Le parti des Awans commence donc à ravager joyeusement les terres des Warroux. Ceux ci, mécontents, entamèrent donc des représailles, qui provoquèrent à leur tour des contre représailles, etc. Le tout entrecoupé de trêves, provoqué par différents motifs, notamment des tentatives extérieures pour faire cesser le conflit.

L’une d’entre elles eut lieu lorsque des troupes au service des Awans, avait mis le feu à une tour où s’était réfugiés des chevaliers du clan des Warroux. Sauf que ladite tour appartenait à l’évêque de Liège, qui n’avait pas donné l’autorisation qu’on crame sa bâtisse. Il força donc les chevaliers des Awans à subir une humiliation publique, qui consistait à effectuer un pelerinage, sans armure et la selle sur la tête. Comme c’était un représentant de l’Eglise, on pouvait difficilement lui dire non, et les chevaliers subirent la punition.

Mais la guerre reprit tout de même, les Awans n’ayant pas bien digéré la punition, et les Warroux étant toujours mécontents qu’on ait tout cassé chez eux.
En Avril 1298, on tenta de résoudre de nouveau le conflit à l’aide d’un duel judiciaire : chaque parti enverrait un champion, et le vainqueur aurait raison et puis c’est tout.
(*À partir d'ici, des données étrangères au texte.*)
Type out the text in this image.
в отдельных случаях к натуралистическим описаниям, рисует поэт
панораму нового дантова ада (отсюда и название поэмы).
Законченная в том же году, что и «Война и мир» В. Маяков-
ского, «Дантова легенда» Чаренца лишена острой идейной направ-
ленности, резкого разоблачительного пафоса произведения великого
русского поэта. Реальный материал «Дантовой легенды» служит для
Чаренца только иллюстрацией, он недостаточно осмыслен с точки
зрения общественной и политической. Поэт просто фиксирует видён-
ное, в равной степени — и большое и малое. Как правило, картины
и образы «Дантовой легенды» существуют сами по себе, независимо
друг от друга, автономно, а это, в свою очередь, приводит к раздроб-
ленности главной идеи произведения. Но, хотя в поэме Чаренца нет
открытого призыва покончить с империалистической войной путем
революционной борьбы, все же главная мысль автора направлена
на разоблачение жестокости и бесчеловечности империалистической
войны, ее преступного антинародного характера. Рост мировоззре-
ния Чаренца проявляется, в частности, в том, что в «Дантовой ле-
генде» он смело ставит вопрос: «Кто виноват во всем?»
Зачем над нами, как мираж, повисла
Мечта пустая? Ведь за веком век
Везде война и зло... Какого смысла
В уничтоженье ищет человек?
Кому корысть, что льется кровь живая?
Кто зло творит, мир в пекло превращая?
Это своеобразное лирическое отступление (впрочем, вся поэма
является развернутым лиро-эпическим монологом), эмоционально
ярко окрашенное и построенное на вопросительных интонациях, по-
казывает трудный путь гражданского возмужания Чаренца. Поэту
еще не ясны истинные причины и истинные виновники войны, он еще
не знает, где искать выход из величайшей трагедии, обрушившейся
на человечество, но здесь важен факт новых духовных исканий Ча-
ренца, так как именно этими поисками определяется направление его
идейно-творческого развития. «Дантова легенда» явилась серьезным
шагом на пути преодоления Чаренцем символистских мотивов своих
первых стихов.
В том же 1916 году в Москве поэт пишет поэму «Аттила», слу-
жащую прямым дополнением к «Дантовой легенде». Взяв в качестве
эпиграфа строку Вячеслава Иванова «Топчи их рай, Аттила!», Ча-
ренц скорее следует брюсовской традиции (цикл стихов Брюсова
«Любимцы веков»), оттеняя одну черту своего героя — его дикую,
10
Le champion des Awans fit preuve de ruse : il arriva juste à l’heure limite pour le duel, ce qui fit que son adversaire poireauta une demi journée dans son armure à l’attendre. Vu le poids des armures de l’époque, le malheureux partit avec un sérieux handicap, et perdit.
De façon étrange, ce duel ne régla absolument pas le problème, et la guerre reprit de plus belle, chaque mort entrainant des représailles, provoquant à leur tour des morts. Cela aurait pu durer un moment, du moins jusqu’à la mort de tous les belligérants … ceux ci se débrouillant pour impliquer toujours plus de monde dans leur petite guéguerre familiale.

C’est ainsi que le seigneur d’Awans, le seigneur de Waremme (le précédent, Humbert Corbeau, est mort depuis quelques années déjà, tué dans une bataille), décide que tout cela n’est pas assez compliqué. En Aout 1310, il tend une embuscade à Henri de Hermalle, qui n’avait rien à voir avec la choucroute (il était neutre jusque là), mais qu’il n’aimait pas. Celui ci fut laissé pour mort sur le champ de bataille ; mais il avait survécu, et un peu énervé qu’on ait tenté de le tuer, décide de rejoindre les Warroux, dont il deviendra même le chef militaire.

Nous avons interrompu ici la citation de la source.